Hellinsia inconditus

Scientific classification
- Domain: Eukaryota
- Kingdom: Animalia
- Phylum: Arthropoda
- Class: Insecta
- Order: Lepidoptera
- Family: Pterophoridae
- Genus: Hellinsia
- Species: H. inconditus
- Binomial name: Hellinsia inconditus (Walsingham, 1880)
- Synonyms: Lioptilus inconditus Walsingham, 1880;

= Hellinsia inconditus =

- Genus: Hellinsia
- Species: inconditus
- Authority: (Walsingham, 1880)
- Synonyms: Lioptilus inconditus Walsingham, 1880

Species of plume moth

Hellinsia inconditus is a moth of the family Pterophoridae. It is found in North America (including California, Texas, Arizona, Utah and British Columbia).

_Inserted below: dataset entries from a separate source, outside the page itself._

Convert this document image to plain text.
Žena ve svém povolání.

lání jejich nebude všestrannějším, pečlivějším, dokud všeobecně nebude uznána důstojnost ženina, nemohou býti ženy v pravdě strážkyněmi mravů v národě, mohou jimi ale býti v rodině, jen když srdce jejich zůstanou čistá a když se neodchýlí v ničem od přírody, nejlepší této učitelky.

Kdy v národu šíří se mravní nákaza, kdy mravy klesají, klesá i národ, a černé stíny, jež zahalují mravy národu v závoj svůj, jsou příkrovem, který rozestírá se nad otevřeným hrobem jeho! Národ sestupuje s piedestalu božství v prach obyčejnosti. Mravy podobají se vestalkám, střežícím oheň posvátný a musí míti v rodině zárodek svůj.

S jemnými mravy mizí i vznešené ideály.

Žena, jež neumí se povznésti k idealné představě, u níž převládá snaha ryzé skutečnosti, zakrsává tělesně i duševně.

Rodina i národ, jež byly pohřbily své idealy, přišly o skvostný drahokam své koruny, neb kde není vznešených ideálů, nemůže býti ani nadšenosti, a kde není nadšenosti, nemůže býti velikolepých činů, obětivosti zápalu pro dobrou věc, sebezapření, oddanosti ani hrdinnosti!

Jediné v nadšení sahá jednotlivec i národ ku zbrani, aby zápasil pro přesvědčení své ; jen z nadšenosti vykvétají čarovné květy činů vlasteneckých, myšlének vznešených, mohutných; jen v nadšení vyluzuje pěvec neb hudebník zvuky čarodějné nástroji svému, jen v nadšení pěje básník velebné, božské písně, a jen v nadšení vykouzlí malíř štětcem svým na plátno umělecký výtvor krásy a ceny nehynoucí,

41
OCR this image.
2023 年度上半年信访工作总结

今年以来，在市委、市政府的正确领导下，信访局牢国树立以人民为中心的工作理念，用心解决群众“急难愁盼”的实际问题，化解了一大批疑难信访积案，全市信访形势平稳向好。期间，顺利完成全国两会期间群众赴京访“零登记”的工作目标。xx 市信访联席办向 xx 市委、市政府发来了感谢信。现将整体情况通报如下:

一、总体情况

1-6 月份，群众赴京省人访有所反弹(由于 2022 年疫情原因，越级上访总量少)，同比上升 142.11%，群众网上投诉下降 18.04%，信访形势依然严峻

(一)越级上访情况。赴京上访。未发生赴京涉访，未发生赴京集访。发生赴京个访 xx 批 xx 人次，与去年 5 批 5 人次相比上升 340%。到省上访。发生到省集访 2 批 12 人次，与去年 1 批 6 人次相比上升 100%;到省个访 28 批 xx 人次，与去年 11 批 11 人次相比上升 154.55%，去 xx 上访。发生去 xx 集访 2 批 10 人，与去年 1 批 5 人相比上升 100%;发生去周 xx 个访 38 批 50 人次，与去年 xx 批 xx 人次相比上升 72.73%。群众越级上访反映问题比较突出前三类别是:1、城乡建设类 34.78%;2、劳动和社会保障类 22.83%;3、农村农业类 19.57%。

The wingspan is about 19 mm. The head is pale brownish grey, but paler between the whitish antennae. The thorax and abdomen are slightly tinged with yellowish and the legs are yellowish white. The forewings are very pale brownish grey or bone colour, without any markings except faint traces of darker lines upon some of the veins. The fringes are slightly paler than the wings. The hindwings and fringes are very slightly darker, with a more decided cinereous tinge. The underside of all wings is brownish grey, with the costal margin of the forewings slightly paler.